其次,賦予政協有質詢權。在政協會議期間,可仿照人大,可以提出對政府或其所屬各政府部門、法院、檢察院的質詢案,受質詢的機關必須負責答覆。這是使政協的監督權(權利)准權力化、並「提高實效」的一項舉措。當然,也可能遭遇部門保護主義者的窒礙。但若確立為法律制度,似不難施行。

最後,賦予政協有違憲審查權。我國人大制度是權力集中制,一切國家權力歸全國人大,其他國家機構的權力都是由人大授予,對人大負責。這種體制有其高效的優越性,但人大自身在國家制度範圍內卻沒有或不受任何其他權力的制約或監督。
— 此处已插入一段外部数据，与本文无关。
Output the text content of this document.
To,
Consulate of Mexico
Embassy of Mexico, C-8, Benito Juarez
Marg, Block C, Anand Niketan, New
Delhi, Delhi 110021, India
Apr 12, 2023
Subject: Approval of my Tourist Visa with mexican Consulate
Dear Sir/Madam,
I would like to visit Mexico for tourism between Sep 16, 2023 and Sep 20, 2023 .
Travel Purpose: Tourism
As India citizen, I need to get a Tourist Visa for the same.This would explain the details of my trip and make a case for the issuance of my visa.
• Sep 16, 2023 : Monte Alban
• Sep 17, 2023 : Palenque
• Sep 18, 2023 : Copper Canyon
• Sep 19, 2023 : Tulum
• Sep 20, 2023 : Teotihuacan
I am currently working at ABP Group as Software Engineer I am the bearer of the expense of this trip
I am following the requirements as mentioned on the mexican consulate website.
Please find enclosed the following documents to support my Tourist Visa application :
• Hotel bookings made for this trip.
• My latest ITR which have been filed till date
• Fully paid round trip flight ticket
如果全國人大及其常委會的決定、特別是立法,出現違反憲法的基本原則、侵犯人權和公民基本權利的情況,就很難及時糾正(如上世紀50年代全國人大批准國務院的勞教法規就是一個惡法;80年代全國人大常委會通過的關於「嚴打」的兩個「決定」中,就有侵犯、剋扣被告上訴權和辯護權和違反「不溯及既往」原則)。

如果讓全國政協作為違憲審查機構,按現今政協成員的構成質量(是各界知識精英薈萃之地)和它在國家權力上的超脫地位,以及它應當和可能擁有的政治權威,是足以擔當此任的。由於政協和各民主黨派也是受共產黨領導的,因而毋需擔心它會藉此挑戰共產黨的執政地位(當然如何領導,有待改革)。竊以為這不失為一個新的改革思路。實現這一步已使政協帶有「上議院」的職能,當然如何具體規範,有待細加推敲。目前可以考慮政協有建議人大進行違憲審查的提案權,這可作為改革的切入點。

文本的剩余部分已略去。